Título: 'Lula não gosta de trabalhar'
Autor: Roldão Arruda
Fonte: O Estado de São Paulo, 09/08/2005, Nacional, p. A10

O deputado Roberto Jefferson (RJ), presidente licenciado do PTB e principal acusador no escândalo do mensalão, intensifica aos poucos seus ataques ao presidente Luiz Inácio Lula da Silva. Não de forma direta, mas num movimento ensaiado de morde e assopra, avanços e recuos. Ele mostrou isso de forma plena durante um debate realizado ontem em São Paulo sobre a reforma política. Ao mesmo tempo em que disse ver o presidente como "um semideus", que nunca fez "nenhum gesto que permitisse desconfiar dele", Jefferson chamou-o de preguiçoso, realçou as relações dele com ex-tesoureiro do PT Delúbio Soares e disse que é preciso investigar melhor o envolvimento de seus ministros com o mensalão. Chegou a dizer que a sociedade não deve ter medo do impeachment: "Tivemos um impeachment 13 anos atrás e nossas instituições democráticas não perderam nada. Pelo contrário, ganharam." O deputado afirmou que tem sido pressionado para que acuse o presidente. "Mas eu não posso acusá-lo", contrapôs. "O homem que teve 52 milhões de votos deve ter o benefício da dúvida. Para mim, é um semideus e eu jamais vi um ato dele que pudesse me dar uma convicção de culpa. Mas se me perguntassem: você votaria nele de novo? Eu responderia não. Porque ele não gosta de trabalhar e delegou o governo ao José Dirceu. Infelizmente, o negócio dele é passear de avião."
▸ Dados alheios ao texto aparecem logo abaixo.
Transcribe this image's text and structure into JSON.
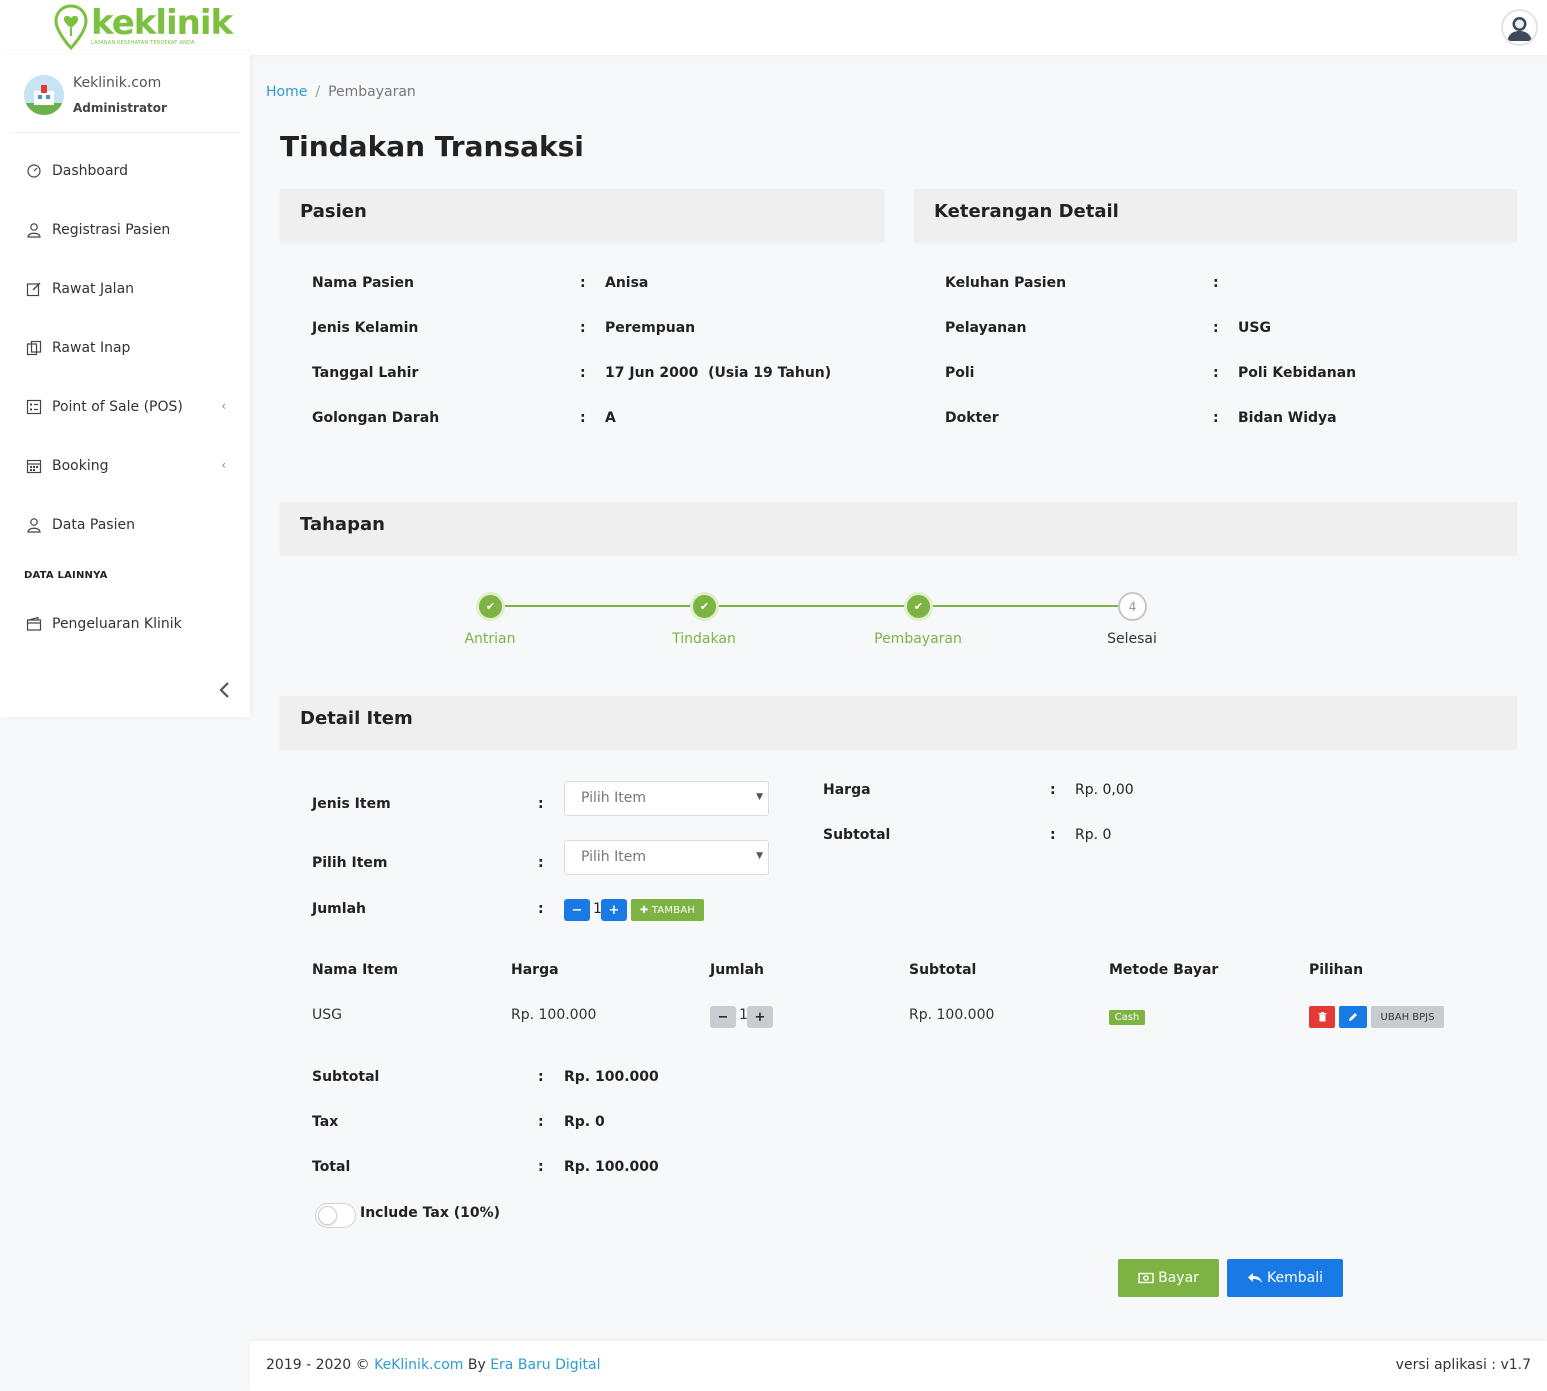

Falando num evento promovido pela Associação Comercial de São Paulo, Jefferson disse que não vai "cometer a irresponsabilidade de tentar destroçar moralmente o operário que chegou à Presidência da República". Em seguida, porém, mencionou a intimidade entre Lula e o ex-tesoureiro do PT, apontado como principal articulador do mensalão, ao lado do publicitário Marcos Valério. "No Palácio do Alvorada, num almoço de fim de ano com o presidente, quem é que de repente mete a mão na porta, entra e senta à direita de Deus pai? O tesoureiro do partido, que não é ministro e não tem nenhuma função parlamentar, mas tinha um prestígio louco."

BOMBA

Jefferson lançou dúvidas sobre os ministros: "Não sei por que só explode no Parlamento esse negócio do mensalão. Sabemos de ministros que mandaram sacar, mas como isso fecha no crime de responsabilidade, não se toca no assunto, como se fosse bomba. Mas secretários-executivos, chefes de gabinetes meteram a mão no jabá."

No conjunto de críticas que ia destilando aos poucos, entre uma sugestão e outra sobre a reforma política, o petebista insinuou a conivência do presidente com o esquema de caixa 2. "O caixa 2 é tão contundente na vida do País, que o supremo mandatário, que deveria tê-lo repelido, o admitiu para uma jornalista na França, dizendo que todo mundo faz isso e que o PT fez também."

Numa referência à recente decisão do Diretório Nacional do PT, que aceitou o pedido de afastamento do ex-tesoureiro, o deputado disse: "Delúbio será protegido pela estrutura do partido, a máfia. Não será jogado aos leões." Na opinião dele, o bode expiatório deverá ser Marcos Valério: "Ele foi usado pela estrutura que o Zé Dirceu e o Luiz Gushiken montaram e agora está sendo jogado às feras."